As a synziphosurine, Willwerathia is unusually large and so far the largest known synziphosurine, with largest carapace measured about 90mm in width. Prosoma of Willwerathia covered by a vaulted carapace with pointed genal spines, recurved (M-shaped) ophthalmic ridges and pairs of dorsal nodes. Tergites of the opisthosoma are either incomplete or disarticulated in available fossil materials, making it difficult to reveal the original number of opisthosomal segments. The opisthosoma of Willwerathia most likely compose of 10 segments, each expressed by a tergite that bore a median dorsal spine and a pair of tergopleurae (lateral extensions). The opisthosoma subdivided into a wider, most likely 7-segmented preabdomen and a narrower, 3-segmented postabdomen. tergite of the first opisthosomal segment is reduced in length while the remaining segments possess well-developed tergites with lateral nodes and posteriorly curved tergopleurae. The final segment terminated with a short, teardrop-shaped telson.

== Paleoecology ==
Willwerathia was most likely a bottom-dwelling predator. The marked articulation surfaces on each of the preabdominal segments suggest that Willwerathia capable to enroll itself in a way similar to Legrandella. The environment in which Wilwerathia lived in was likely an estuarine to deltaic one, and other animals like the largest eurypterid, Jaekelopterus, are known from the same formation.

== Classification ==

Falcatamacaris

Willwerathia was originally thought to be an eurypterid (sea scorpion), with additional fossils described in 1998 reveal its synziphosurine affinities. In the redescription done by Anderson et al. 1998, Willwerathia had been grouped under the synziphosurine family Weinberginidae alongside Weinbergina and Legrandella, a classification which is not supported by phylogenetic analysis.
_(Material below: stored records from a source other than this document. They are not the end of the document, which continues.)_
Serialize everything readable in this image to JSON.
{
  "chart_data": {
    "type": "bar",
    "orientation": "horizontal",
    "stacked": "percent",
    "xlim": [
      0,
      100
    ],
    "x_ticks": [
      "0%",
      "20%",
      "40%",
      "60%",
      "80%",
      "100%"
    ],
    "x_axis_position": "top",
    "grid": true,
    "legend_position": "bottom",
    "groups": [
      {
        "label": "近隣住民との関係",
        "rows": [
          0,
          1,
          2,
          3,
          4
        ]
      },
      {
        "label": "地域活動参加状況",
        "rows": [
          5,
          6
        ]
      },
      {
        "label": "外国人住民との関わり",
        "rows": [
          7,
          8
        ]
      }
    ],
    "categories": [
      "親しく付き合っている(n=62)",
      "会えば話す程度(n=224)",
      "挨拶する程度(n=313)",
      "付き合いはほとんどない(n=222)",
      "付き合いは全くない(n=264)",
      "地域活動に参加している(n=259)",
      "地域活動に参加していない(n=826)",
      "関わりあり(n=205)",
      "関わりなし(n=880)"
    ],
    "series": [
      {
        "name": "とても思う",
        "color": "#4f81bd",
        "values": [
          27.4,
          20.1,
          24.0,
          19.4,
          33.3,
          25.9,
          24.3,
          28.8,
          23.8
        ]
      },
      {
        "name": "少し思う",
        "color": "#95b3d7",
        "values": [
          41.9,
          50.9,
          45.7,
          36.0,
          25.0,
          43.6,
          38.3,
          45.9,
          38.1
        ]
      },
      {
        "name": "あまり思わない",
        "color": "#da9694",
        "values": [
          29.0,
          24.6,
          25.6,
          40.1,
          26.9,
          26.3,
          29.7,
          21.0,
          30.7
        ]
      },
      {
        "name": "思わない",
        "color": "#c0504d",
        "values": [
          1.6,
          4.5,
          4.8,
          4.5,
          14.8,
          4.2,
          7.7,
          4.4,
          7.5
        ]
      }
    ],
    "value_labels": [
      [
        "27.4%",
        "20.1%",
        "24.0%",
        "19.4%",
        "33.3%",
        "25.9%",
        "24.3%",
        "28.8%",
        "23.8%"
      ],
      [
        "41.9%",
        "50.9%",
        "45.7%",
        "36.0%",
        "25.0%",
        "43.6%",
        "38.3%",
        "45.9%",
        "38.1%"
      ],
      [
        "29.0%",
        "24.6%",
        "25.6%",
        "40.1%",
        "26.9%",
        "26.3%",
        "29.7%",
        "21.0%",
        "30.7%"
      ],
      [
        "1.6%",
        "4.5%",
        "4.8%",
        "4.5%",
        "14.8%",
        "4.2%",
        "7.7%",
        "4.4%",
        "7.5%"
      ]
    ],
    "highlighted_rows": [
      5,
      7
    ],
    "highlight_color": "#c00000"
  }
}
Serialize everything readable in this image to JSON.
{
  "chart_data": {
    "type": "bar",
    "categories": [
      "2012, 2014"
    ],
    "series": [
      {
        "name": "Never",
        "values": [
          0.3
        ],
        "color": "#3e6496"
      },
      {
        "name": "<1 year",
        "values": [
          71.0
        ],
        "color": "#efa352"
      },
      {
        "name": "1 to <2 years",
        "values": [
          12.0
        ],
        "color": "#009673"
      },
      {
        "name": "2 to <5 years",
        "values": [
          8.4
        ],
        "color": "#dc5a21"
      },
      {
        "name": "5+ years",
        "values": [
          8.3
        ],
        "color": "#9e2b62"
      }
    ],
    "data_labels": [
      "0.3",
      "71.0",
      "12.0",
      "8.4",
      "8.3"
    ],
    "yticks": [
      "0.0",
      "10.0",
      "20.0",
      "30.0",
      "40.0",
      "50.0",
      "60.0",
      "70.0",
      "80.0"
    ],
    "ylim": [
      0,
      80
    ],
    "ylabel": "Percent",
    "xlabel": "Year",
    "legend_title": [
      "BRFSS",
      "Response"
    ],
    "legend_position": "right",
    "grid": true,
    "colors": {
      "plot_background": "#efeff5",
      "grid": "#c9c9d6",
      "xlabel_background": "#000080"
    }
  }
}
Willwerathia was regarded as part of the monophyletic Xiphosura sensu stricto (true horseshoe crab) by Lamsdell 2013, but further phylogenetic analysis repeatedly resolving it within a clade compose of Bunodids, Pseudoniscids and Dekatriatan (chasmataspidids, eurypterids and arachnids). Morphology of Silurian-Devonian arthropd Maldybulakia is sometimes compared to that of Willwerathia. However, in 2020, Lamsdell found that Willwerathia bears a strong resemblance to the Cambrian artiopod Falcatamacaris, while it does not bear resemblance to other chelicerates.